Dossier paru dans l’Orne hebdo du 13 novembre. Lecteurs, réagissez au dossier de Emilie Jouvin et Sébastien Pichereau !
La taxe d’habitation est à payer cette semaine
L’argent du contribuable est-il bien utilisé ?
La taxe d’habitation, une des principales ressources de la ville en matière d’impôts locaux, est à payer pour le jeudi 15 novembre. Face à la feuille d’imposition, beaucoup d’habitants font grise mine.
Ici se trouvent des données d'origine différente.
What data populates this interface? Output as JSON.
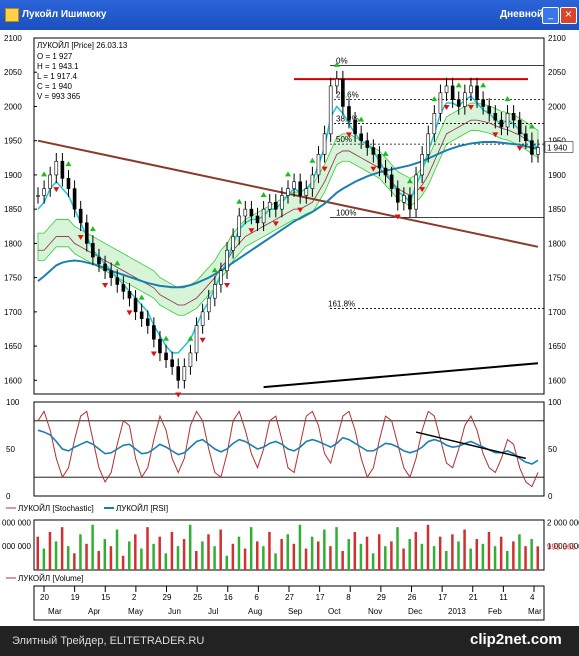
{
  "window": {
    "title": "Лукойл Ишимоку",
    "period": "Дневной",
    "buttons": {
      "minimize": "_",
      "maximize": "□",
      "close": "×"
    }
  },
  "footer": {
    "source": "Элитный Трейдер, ELITETRADER.RU",
    "logo": "clip2net.com"
  },
  "chart_data": [
    {
      "type": "line",
      "panel": "price",
      "legend_title": "ЛУКОЙЛ [Price] 26.03.13",
      "ohlc_box": [
        "O = 1 927",
        "H = 1 943.1",
        "L = 1 917.4",
        "C = 1 940",
        "V = 993 365"
      ],
      "last_value": "1 940",
      "ylim": [
        1580,
        2100
      ],
      "y_ticks": [
        "2100",
        "2050",
        "2000",
        "1950",
        "1900",
        "1850",
        "1800",
        "1750",
        "1700",
        "1650",
        "1600"
      ],
      "close": [
        1870,
        1880,
        1900,
        1920,
        1895,
        1880,
        1850,
        1830,
        1800,
        1780,
        1770,
        1760,
        1750,
        1740,
        1730,
        1720,
        1700,
        1690,
        1680,
        1660,
        1640,
        1630,
        1620,
        1600,
        1620,
        1640,
        1680,
        1700,
        1720,
        1740,
        1760,
        1790,
        1810,
        1840,
        1850,
        1840,
        1830,
        1850,
        1860,
        1850,
        1870,
        1880,
        1890,
        1870,
        1880,
        1900,
        1930,
        1960,
        2030,
        2040,
        2000,
        1980,
        1960,
        1950,
        1940,
        1930,
        1910,
        1900,
        1880,
        1860,
        1870,
        1850,
        1900,
        1930,
        1960,
        1990,
        2020,
        2030,
        2010,
        2000,
        2020,
        2030,
        2010,
        2000,
        1990,
        1980,
        1970,
        1990,
        1980,
        1960,
        1950,
        1930,
        1940
      ],
      "tenkan": [
        1850,
        1860,
        1880,
        1890,
        1880,
        1870,
        1850,
        1830,
        1810,
        1790,
        1780,
        1770,
        1760,
        1750,
        1740,
        1730,
        1720,
        1710,
        1700,
        1680,
        1665,
        1650,
        1640,
        1640,
        1650,
        1660,
        1680,
        1700,
        1715,
        1735,
        1755,
        1775,
        1800,
        1820,
        1830,
        1835,
        1835,
        1840,
        1850,
        1850,
        1860,
        1870,
        1880,
        1875,
        1880,
        1890,
        1915,
        1940,
        1985,
        2000,
        1990,
        1975,
        1960,
        1950,
        1945,
        1935,
        1920,
        1905,
        1890,
        1875,
        1870,
        1860,
        1885,
        1905,
        1935,
        1960,
        1990,
        2005,
        2005,
        2000,
        2010,
        2015,
        2005,
        1995,
        1990,
        1980,
        1975,
        1980,
        1975,
        1965,
        1955,
        1945,
        1940
      ],
      "kijun": [
        1790,
        1790,
        1800,
        1810,
        1810,
        1810,
        1800,
        1795,
        1790,
        1785,
        1780,
        1775,
        1770,
        1765,
        1760,
        1755,
        1750,
        1745,
        1740,
        1735,
        1725,
        1720,
        1715,
        1710,
        1710,
        1715,
        1720,
        1730,
        1740,
        1750,
        1765,
        1775,
        1790,
        1800,
        1810,
        1815,
        1820,
        1825,
        1830,
        1835,
        1840,
        1845,
        1850,
        1850,
        1855,
        1860,
        1875,
        1890,
        1910,
        1930,
        1935,
        1935,
        1930,
        1925,
        1920,
        1915,
        1910,
        1900,
        1890,
        1880,
        1875,
        1870,
        1875,
        1885,
        1900,
        1920,
        1940,
        1960,
        1965,
        1970,
        1975,
        1980,
        1980,
        1978,
        1976,
        1972,
        1968,
        1966,
        1962,
        1958,
        1952,
        1946,
        1940
      ],
      "ma_long": [
        1745,
        1752,
        1760,
        1768,
        1772,
        1774,
        1775,
        1774,
        1772,
        1770,
        1767,
        1764,
        1760,
        1757,
        1754,
        1751,
        1748,
        1745,
        1742,
        1740,
        1738,
        1737,
        1736,
        1736,
        1737,
        1739,
        1742,
        1746,
        1750,
        1755,
        1760,
        1766,
        1772,
        1778,
        1784,
        1790,
        1796,
        1802,
        1808,
        1814,
        1820,
        1826,
        1832,
        1837,
        1842,
        1846,
        1852,
        1858,
        1866,
        1874,
        1880,
        1885,
        1890,
        1894,
        1898,
        1901,
        1904,
        1906,
        1908,
        1910,
        1912,
        1914,
        1917,
        1920,
        1924,
        1928,
        1932,
        1936,
        1939,
        1942,
        1944,
        1946,
        1947,
        1948,
        1948,
        1948,
        1947,
        1946,
        1945,
        1944,
        1942,
        1940,
        1938
      ],
      "fibonacci": [
        {
          "label": "0%",
          "value": 2060
        },
        {
          "label": "23.6%",
          "value": 2010
        },
        {
          "label": "38.2%",
          "value": 1975
        },
        {
          "label": "50%",
          "value": 1945
        },
        {
          "label": "100%",
          "value": 1838
        },
        {
          "label": "161.8%",
          "value": 1705
        }
      ],
      "resistance": 2040,
      "trendline_down": {
        "from": [
          0,
          1950
        ],
        "to": [
          82,
          1795
        ]
      },
      "trendline_up": {
        "from": [
          37,
          1590
        ],
        "to": [
          82,
          1625
        ]
      },
      "green_colors": {
        "cloud": "#33cc33",
        "signal_up": "#19c019",
        "signal_down": "#e01010",
        "line_red": "#d00000",
        "trend": "#8a3a2a",
        "ma": "#1a7fb0",
        "tenkan": "#19c8d8"
      }
    },
    {
      "type": "line",
      "panel": "oscillators",
      "ylim": [
        0,
        100
      ],
      "y_ticks": [
        "100",
        "50",
        "0"
      ],
      "legend": [
        "ЛУКОЙЛ [Stochastic]",
        "ЛУКОЙЛ [RSI]"
      ],
      "stochastic": [
        80,
        90,
        70,
        40,
        20,
        30,
        60,
        85,
        90,
        60,
        30,
        15,
        25,
        55,
        80,
        75,
        40,
        20,
        30,
        60,
        85,
        70,
        40,
        25,
        40,
        75,
        90,
        80,
        50,
        25,
        20,
        45,
        80,
        90,
        70,
        45,
        30,
        50,
        80,
        85,
        60,
        30,
        25,
        55,
        85,
        90,
        75,
        45,
        35,
        60,
        85,
        90,
        70,
        40,
        20,
        30,
        60,
        85,
        80,
        55,
        30,
        20,
        40,
        70,
        90,
        85,
        60,
        35,
        30,
        50,
        75,
        85,
        70,
        45,
        30,
        25,
        40,
        60,
        55,
        30,
        15,
        10,
        25
      ],
      "rsi": [
        70,
        68,
        65,
        58,
        50,
        48,
        52,
        55,
        58,
        55,
        50,
        45,
        46,
        50,
        54,
        55,
        50,
        45,
        46,
        50,
        55,
        52,
        48,
        44,
        46,
        52,
        58,
        60,
        55,
        50,
        47,
        50,
        56,
        60,
        58,
        54,
        50,
        52,
        56,
        58,
        55,
        50,
        48,
        52,
        58,
        60,
        58,
        55,
        52,
        56,
        62,
        60,
        56,
        52,
        48,
        48,
        52,
        56,
        55,
        52,
        48,
        46,
        48,
        52,
        58,
        60,
        58,
        54,
        52,
        53,
        56,
        58,
        55,
        52,
        49,
        46,
        46,
        48,
        45,
        40,
        36,
        34,
        38
      ],
      "trendline": {
        "from": [
          62,
          68
        ],
        "to": [
          80,
          40
        ]
      }
    },
    {
      "type": "bar",
      "panel": "volume",
      "legend": "ЛУКОЙЛ [Volume]",
      "y_ticks": [
        "2 000 000",
        "1 000 000"
      ],
      "y_ticks_left": [
        "000 000",
        "000 000"
      ],
      "last_value": "993 365",
      "ylim": [
        0,
        2100000
      ],
      "values": [
        1400000,
        900000,
        1600000,
        1200000,
        1800000,
        1000000,
        700000,
        1500000,
        1100000,
        1900000,
        800000,
        1300000,
        1000000,
        1700000,
        600000,
        1200000,
        1500000,
        900000,
        1800000,
        1100000,
        1400000,
        700000,
        1600000,
        1000000,
        1300000,
        1900000,
        800000,
        1200000,
        1500000,
        1000000,
        1700000,
        600000,
        1100000,
        1400000,
        900000,
        1800000,
        1200000,
        1000000,
        1600000,
        700000,
        1300000,
        1500000,
        1100000,
        1900000,
        900000,
        1400000,
        1200000,
        1700000,
        1000000,
        1800000,
        800000,
        1300000,
        1600000,
        1100000,
        1400000,
        700000,
        1500000,
        1000000,
        1200000,
        1800000,
        900000,
        1300000,
        1600000,
        1100000,
        1900000,
        1000000,
        1400000,
        800000,
        1500000,
        1200000,
        1700000,
        900000,
        1300000,
        1100000,
        1600000,
        1000000,
        1400000,
        800000,
        1200000,
        1500000,
        1000000,
        1300000,
        993365
      ],
      "bar_colors": [
        "#d03030",
        "#30b030"
      ]
    }
  ],
  "x_axis": {
    "days": [
      "20",
      "19",
      "15",
      "2",
      "29",
      "25",
      "16",
      "6",
      "27",
      "17",
      "8",
      "29",
      "26",
      "17",
      "21",
      "11",
      "4"
    ],
    "months": [
      "Mar",
      "Apr",
      "May",
      "Jun",
      "Jul",
      "Aug",
      "Sep",
      "Oct",
      "Nov",
      "Dec",
      "2013",
      "Feb",
      "Mar"
    ]
  }
}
Mais, par la suite, les citoyens sont-ils satisfaits de l’emploi de l’argent-impôts ? En voient-ils les investissements concrets ? À Alençon, à quoi sert cet argent ? Quelques précisions avec Christine Roimier, maire d’Alençon, et réactions des habitants de la CUA.
Améliorer le cadre de vie
Christine Roimier, maire d’Alençon, explique dans un entretien, comment sont utilisées les recettes engendrées par la collecte de cet impôt. L’amélioration du cadre de vie est l’une des principales affectations.
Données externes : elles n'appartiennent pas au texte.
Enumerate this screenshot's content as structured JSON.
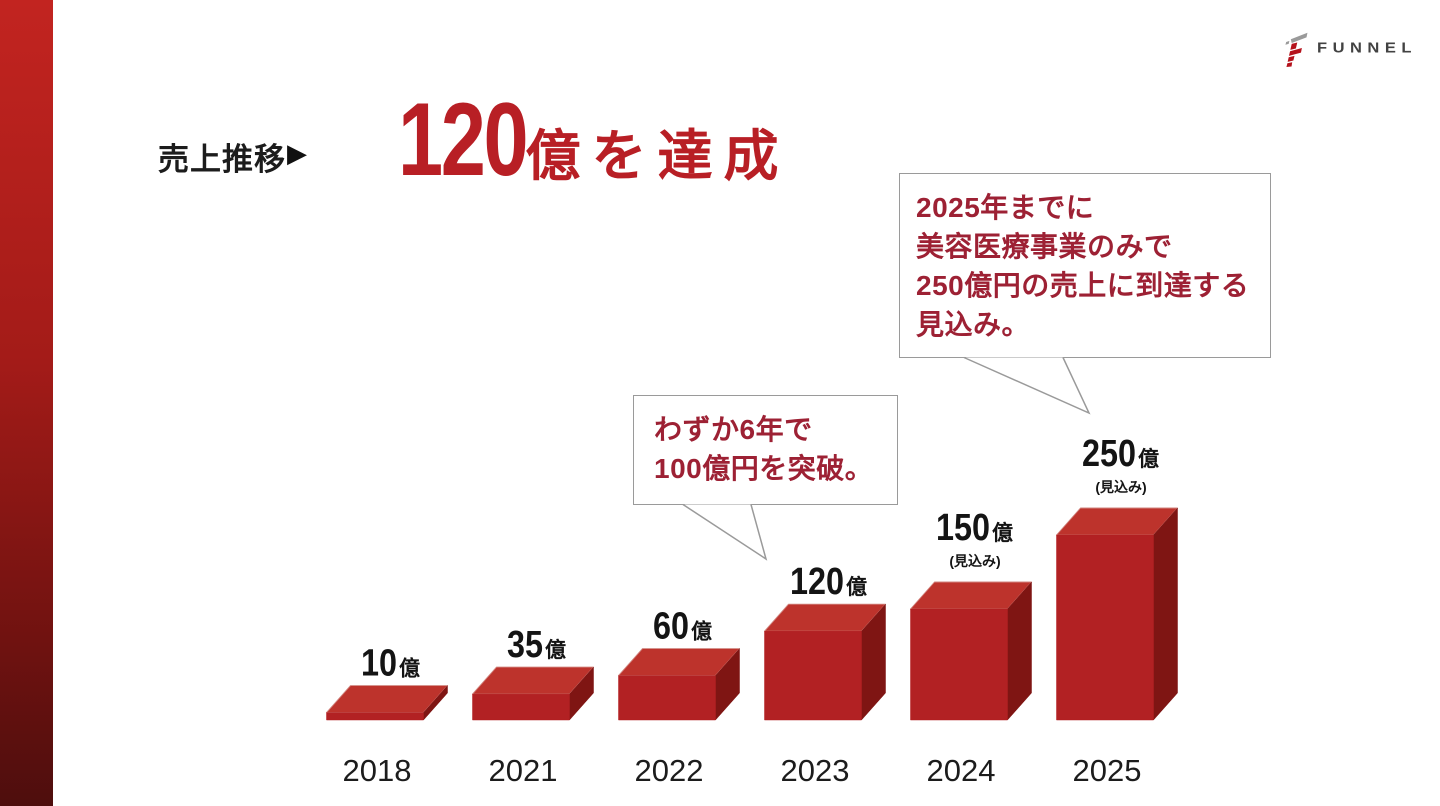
{
  "logo": {
    "brand": "FUNNEL"
  },
  "title": {
    "label": "売上推移",
    "arrow": "▶",
    "big_number": "120",
    "suffix": "億を達成"
  },
  "callouts": {
    "small": {
      "lines": [
        "わずか6年で",
        "100億円を突破。"
      ]
    },
    "large": {
      "lines": [
        "2025年までに",
        "美容医療事業のみで",
        "250億円の売上に到達する",
        "見込み。"
      ]
    }
  },
  "chart_data": {
    "type": "bar",
    "style": "3d",
    "title": "売上推移 ▶ 120億を達成",
    "categories": [
      "2018",
      "2021",
      "2022",
      "2023",
      "2024",
      "2025"
    ],
    "values": [
      10,
      35,
      60,
      120,
      150,
      250
    ],
    "unit": "億",
    "value_notes": [
      "",
      "",
      "",
      "",
      "(見込み)",
      "(見込み)"
    ],
    "xlabel": "",
    "ylabel": "",
    "ylim": [
      0,
      250
    ],
    "grid": false,
    "legend": false,
    "annotations": [
      {
        "target_category": "2023",
        "text": "わずか6年で100億円を突破。"
      },
      {
        "target_category": "2025",
        "text": "2025年までに美容医療事業のみで250億円の売上に到達する見込み。"
      }
    ],
    "colors": {
      "bar_front": "#b22123",
      "bar_top": "#bd332c",
      "bar_side": "#7f1513",
      "bar_edge": "#d1857f",
      "value_label": "#141414",
      "category_label": "#1c1c1c"
    }
  },
  "colors": {
    "accent_top": "#c22420",
    "accent_bottom": "#4e0e0d",
    "title_red": "#b81f25",
    "callout_text": "#9d2134",
    "callout_border": "#9a9a9a",
    "logo_text": "#424242",
    "logo_red": "#b5121c",
    "logo_gray": "#9a9a9a"
  }
}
Combien de foyers sont assujettis à la taxe d’habitation sur la ville d’Alençon ?
« En 2006, la taxe d’habitation concernait exactement 13 299 avis d’imposition dont 1 900 foyers bénéficiant d’une exonération totale ou partielle car disposant de revenus très modestes. De plus, plus de 5000 foyers bénéficient de par la loi d’un abattement voté par le Conseil municipal, en raison de charges de familles ou de faibles revenus. »
À combien estimez vous le produit de la taxe d’habitation ?
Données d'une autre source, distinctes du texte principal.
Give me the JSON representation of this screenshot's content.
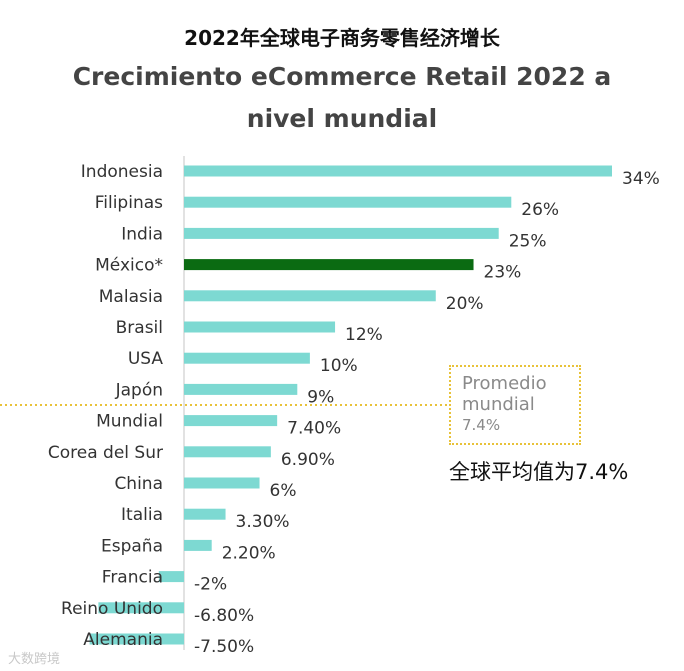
{
  "chart_data": {
    "type": "bar",
    "orientation": "horizontal",
    "title_zh": "2022年全球电子商务零售经济增长",
    "title_es_line1": "Crecimiento eCommerce Retail 2022 a",
    "title_es_line2": "nivel mundial",
    "categories": [
      "Indonesia",
      "Filipinas",
      "India",
      "México*",
      "Malasia",
      "Brasil",
      "USA",
      "Japón",
      "Mundial",
      "Corea del Sur",
      "China",
      "Italia",
      "España",
      "Francia",
      "Reino Unido",
      "Alemania"
    ],
    "values": [
      34,
      26,
      25,
      23,
      20,
      12,
      10,
      9,
      7.4,
      6.9,
      6,
      3.3,
      2.2,
      -2,
      -6.8,
      -7.5
    ],
    "value_labels": [
      "34%",
      "26%",
      "25%",
      "23%",
      "20%",
      "12%",
      "10%",
      "9%",
      "7.40%",
      "6.90%",
      "6%",
      "3.30%",
      "2.20%",
      "-2%",
      "-6.80%",
      "-7.50%"
    ],
    "highlight_category": "México*",
    "xlim": [
      -7.5,
      34
    ],
    "colors": {
      "bar": "#7dd9d2",
      "highlight": "#0b6b12",
      "average_line": "#e8c23a",
      "axis": "#d9d9d9"
    },
    "average": {
      "value": 7.4,
      "label_es": "Promedio mundial",
      "value_text": "7.4%",
      "label_zh": "全球平均值为7.4%"
    }
  },
  "watermark": "大数跨境"
}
« Le produit communal de la taxe d’habitation 2 007 s’élève à 1 578 263 euros pour une base de 26 217 000 euros. »
À quoi sont consacrées les recettes de cette taxe d’habitation ?
« En matière de finances publiques, une recette n’est jamais affectée à une dépense. On ne peut donc pas dire que la taxe d’habitation sert spécifiquement à financer tel ou tel projet ou investissement. Elle alimente les ressources du budget général de la ville d’Alençon. En 2007, elle représente environ 3,67 % des recettes de la vile. Autrement dit, elle concourt, entre autre, à financer aussi bien de grands équipements comme la nouvelle Luciole ou la nouvelle salle de gymnastique, qu’à aider les associations les subventions accordées par la municipalité, ou encore la culture… »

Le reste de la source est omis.